Musings about the importance and impact of art and art education in the 21st century.

Musings about the importance of art and art education

Melted wax-Trial and Error

♠ Posted by ArtMuse in at 8:26 PM

Weeks after finding a mouse in the crayons, I've finally gotten around to having the students actually do something with all the miscellaneous crayon piecesI had them pick out. After given them each a small plastic baggie (similar to the ones found in the fruits and vegetables section of the grocery store. I had them pick about 10 crayon pieces, reminding them to try and pick a color scheme. Twenty students, one mallet, and 30 minutes of crayon hammering later. They all had a handfull of crayon bits to melt.

I used a warm iron and spread the bits out around the page. Then covering it with a sheet of wax paper, I ironed over the bits until they melted. However, I will say that if you don't melt the crayons enough (until they're a liquid consistency) when they dry, they're too thick and they crack and flake off the paper. Of course, I found all this out the hard way! But, alas, the kids were great sports, even liking the idea of pealing off the wax to reveal a light multi-color stain underneath.

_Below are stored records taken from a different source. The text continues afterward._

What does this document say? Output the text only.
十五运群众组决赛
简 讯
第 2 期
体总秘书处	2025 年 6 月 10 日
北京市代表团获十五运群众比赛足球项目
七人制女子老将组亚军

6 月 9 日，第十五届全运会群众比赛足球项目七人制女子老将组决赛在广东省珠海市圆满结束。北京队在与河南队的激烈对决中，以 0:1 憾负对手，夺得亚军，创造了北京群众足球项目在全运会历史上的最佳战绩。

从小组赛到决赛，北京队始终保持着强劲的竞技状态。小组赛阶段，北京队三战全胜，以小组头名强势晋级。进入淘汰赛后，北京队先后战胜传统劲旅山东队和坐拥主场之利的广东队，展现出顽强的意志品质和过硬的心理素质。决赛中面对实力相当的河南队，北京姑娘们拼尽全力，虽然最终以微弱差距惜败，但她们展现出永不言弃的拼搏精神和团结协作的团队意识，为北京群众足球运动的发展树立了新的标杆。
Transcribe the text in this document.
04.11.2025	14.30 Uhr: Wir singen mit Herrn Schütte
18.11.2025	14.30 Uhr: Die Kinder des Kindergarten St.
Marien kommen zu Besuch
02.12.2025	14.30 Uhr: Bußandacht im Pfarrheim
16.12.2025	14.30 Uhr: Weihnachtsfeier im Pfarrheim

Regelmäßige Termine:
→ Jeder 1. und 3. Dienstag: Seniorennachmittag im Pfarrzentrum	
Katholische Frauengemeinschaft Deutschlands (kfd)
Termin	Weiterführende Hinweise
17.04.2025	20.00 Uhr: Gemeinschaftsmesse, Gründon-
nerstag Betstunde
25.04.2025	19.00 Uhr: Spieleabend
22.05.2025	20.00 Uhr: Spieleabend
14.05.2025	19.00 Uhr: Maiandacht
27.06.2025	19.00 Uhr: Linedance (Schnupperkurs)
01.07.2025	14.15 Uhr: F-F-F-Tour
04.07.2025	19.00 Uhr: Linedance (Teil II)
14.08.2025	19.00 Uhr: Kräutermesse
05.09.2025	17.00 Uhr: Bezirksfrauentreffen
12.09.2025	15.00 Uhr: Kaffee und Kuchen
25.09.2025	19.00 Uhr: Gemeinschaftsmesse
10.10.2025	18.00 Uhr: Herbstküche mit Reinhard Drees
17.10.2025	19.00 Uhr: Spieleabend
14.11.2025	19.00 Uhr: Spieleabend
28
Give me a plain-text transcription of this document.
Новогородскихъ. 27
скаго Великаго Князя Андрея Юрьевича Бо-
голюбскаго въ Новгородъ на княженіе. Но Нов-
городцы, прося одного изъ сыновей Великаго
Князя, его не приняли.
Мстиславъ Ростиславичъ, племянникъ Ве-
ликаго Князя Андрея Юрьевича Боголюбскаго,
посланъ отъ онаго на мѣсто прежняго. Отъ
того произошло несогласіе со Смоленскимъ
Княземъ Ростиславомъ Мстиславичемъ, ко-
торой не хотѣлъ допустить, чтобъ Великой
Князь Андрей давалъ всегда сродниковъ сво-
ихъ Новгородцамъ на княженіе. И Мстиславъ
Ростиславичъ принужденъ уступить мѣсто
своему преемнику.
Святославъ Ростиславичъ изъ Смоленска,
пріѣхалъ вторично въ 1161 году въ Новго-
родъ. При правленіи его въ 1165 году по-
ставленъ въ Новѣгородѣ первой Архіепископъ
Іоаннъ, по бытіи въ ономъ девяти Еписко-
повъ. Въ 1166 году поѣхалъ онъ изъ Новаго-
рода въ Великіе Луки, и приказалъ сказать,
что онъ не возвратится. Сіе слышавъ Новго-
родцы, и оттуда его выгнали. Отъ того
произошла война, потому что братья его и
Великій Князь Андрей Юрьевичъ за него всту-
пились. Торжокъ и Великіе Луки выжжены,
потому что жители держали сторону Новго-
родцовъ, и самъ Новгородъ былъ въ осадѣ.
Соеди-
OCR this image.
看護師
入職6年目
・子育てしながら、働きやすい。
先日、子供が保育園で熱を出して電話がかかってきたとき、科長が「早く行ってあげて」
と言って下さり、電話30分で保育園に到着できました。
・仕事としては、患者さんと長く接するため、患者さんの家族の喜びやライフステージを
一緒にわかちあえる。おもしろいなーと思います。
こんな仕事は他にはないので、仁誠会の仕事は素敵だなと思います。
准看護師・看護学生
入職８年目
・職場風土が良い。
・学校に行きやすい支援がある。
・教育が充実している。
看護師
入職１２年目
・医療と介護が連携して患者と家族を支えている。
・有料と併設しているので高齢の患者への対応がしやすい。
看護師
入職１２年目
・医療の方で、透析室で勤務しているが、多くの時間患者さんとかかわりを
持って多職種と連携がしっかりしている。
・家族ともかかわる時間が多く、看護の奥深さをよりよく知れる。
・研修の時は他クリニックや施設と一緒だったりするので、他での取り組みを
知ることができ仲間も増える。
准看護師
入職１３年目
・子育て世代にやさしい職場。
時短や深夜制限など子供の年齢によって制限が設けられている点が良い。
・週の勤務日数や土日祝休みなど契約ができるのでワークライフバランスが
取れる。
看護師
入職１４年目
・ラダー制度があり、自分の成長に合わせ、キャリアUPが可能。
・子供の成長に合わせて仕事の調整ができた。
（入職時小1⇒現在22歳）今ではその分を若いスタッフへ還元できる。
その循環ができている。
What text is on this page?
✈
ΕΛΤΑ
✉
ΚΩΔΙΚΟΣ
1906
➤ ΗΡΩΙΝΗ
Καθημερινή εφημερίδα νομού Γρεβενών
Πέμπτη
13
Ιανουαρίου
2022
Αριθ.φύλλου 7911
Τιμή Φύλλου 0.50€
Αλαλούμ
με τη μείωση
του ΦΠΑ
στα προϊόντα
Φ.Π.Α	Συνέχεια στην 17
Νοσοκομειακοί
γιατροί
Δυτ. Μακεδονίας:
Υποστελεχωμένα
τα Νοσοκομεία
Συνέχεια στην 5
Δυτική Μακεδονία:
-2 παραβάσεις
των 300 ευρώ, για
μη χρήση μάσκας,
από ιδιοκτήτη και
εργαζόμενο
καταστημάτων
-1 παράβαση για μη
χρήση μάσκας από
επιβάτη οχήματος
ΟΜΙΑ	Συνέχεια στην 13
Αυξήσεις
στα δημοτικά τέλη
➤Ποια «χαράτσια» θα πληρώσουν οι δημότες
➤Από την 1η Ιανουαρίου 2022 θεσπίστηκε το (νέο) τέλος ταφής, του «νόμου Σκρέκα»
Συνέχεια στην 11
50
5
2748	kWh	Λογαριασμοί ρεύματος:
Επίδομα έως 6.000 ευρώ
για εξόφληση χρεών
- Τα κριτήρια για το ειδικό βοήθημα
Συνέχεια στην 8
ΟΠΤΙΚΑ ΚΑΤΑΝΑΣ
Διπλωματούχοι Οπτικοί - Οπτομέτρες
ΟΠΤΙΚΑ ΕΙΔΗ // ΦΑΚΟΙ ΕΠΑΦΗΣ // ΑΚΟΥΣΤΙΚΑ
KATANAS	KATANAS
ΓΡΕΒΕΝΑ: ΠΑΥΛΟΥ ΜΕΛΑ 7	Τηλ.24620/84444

So now that that part was done I had them hand tear a square shape. I thought the jagged edge would make it more interesting. In keeping with the idea of papermaking/prinmtmaking I played around with ways they could print things over the melted wax backgrounds. I'd like to say it was a success, but it kind of wasn't. I don't have printmaking supplies so I had to make due with the styrofoam scratch boards that can be drawn on with ballpoint pens and sponge brushes instead of brayers. The kids picked light colors for dark backgrounds and dark colors for light backgrounds and using the foam squares I cut, drew variuos bug images and then 'printed' them onto the backgrounds by pressing with their hans (I forgot to bring in a spoon or two to burnish with). The pressed images didn't come out as well as I'd hoped, althhough the silver lining was that, at least the few students I had try this seemed to like the printing process. But I'm definately going to try a different method of printing...I'd like the image to be a positive stamp instead of a negative, so I've got to figure out a way to make a cheap and easy to cut lino blocks. Ug art on a budgeT!